Hampstead Manor is a Grade II* listed building in the South Hams local planning authority area, England. First listed on 9 February 1961. A C16 House. 1 related planning application.
Hampstead Manor
- WRENN ID
- plain-steeple-summer
- Grade
- II*
- Local Planning Authority
- South Hams
- Country
- England
- Date first listed
- 9 February 1961
- Type
- House
- Source
- Historic England listing
Description
Hampstead Manor is a house comprising a 16th-century north wing and a late 16th/early 17th-century south wing, originally a farmhouse. It is constructed of stone rubble, with a slate roof featuring gabled and half-hipped ends. The house has two storeys and a four-window front, with various casement windows. A moulded doorframe is centrally positioned in the cross-passage, leading to a panelled door. A similar doorframe is located at the rear of the cross-passage. The south cross-wing has a roof with a half-hipped end facing the front and a gabled end at the rear, displaying two large window openings on both the ground and first floors, each with large ovolo-moulded lintels. A three-light ovolo-moulded wooden mullion window is present on the ground floor. Stone external chimney stacks, featuring set-offs, stand on either side of the cross-wing, and there is a rendered chimney stack at the north gable end. An early 19th-century outbuilding, now incorporated into the house, extends from the south end.

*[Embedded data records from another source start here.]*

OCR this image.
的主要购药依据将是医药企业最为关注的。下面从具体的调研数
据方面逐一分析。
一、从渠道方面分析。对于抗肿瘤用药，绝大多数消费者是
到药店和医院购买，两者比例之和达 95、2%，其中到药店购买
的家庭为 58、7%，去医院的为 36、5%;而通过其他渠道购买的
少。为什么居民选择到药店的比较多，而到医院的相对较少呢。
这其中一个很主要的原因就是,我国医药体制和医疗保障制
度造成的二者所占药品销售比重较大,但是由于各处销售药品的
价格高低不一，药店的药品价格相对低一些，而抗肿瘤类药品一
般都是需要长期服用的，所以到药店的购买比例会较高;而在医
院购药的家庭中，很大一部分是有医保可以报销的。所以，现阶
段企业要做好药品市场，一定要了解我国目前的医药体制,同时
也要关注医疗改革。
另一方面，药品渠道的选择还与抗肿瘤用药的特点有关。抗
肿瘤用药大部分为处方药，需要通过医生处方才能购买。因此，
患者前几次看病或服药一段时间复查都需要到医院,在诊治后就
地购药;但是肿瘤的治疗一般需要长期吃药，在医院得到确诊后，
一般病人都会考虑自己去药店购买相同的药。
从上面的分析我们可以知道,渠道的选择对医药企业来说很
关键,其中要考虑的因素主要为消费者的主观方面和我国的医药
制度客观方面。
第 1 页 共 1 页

Inside the north wing, jointed cruck trusses are visible. The cross-passage features plank and muntin screens with bead moulding on the muntins. A heavy, moulded wooden doorframe within the cross-passage has baluster-shaped carved stops; a similar doorframe is situated above on the first floor. At the north end is an open fireplace with a massive wooden bressummer and an oven, alongside a framed open-well staircase with a chamfered handrail, square newels with moulded tops, a wide unmoulded closed string, and square chamfered balusters. The cross-wing contains large, unchamfered ceiling beams supported by wooden corbels on braces. A first-floor room above the cross-wing has a fireplace with a moulded bressummer. Within the roof of the cross-wing, there is reportedly a date of 1647 and the arms of the Earls of Arundel.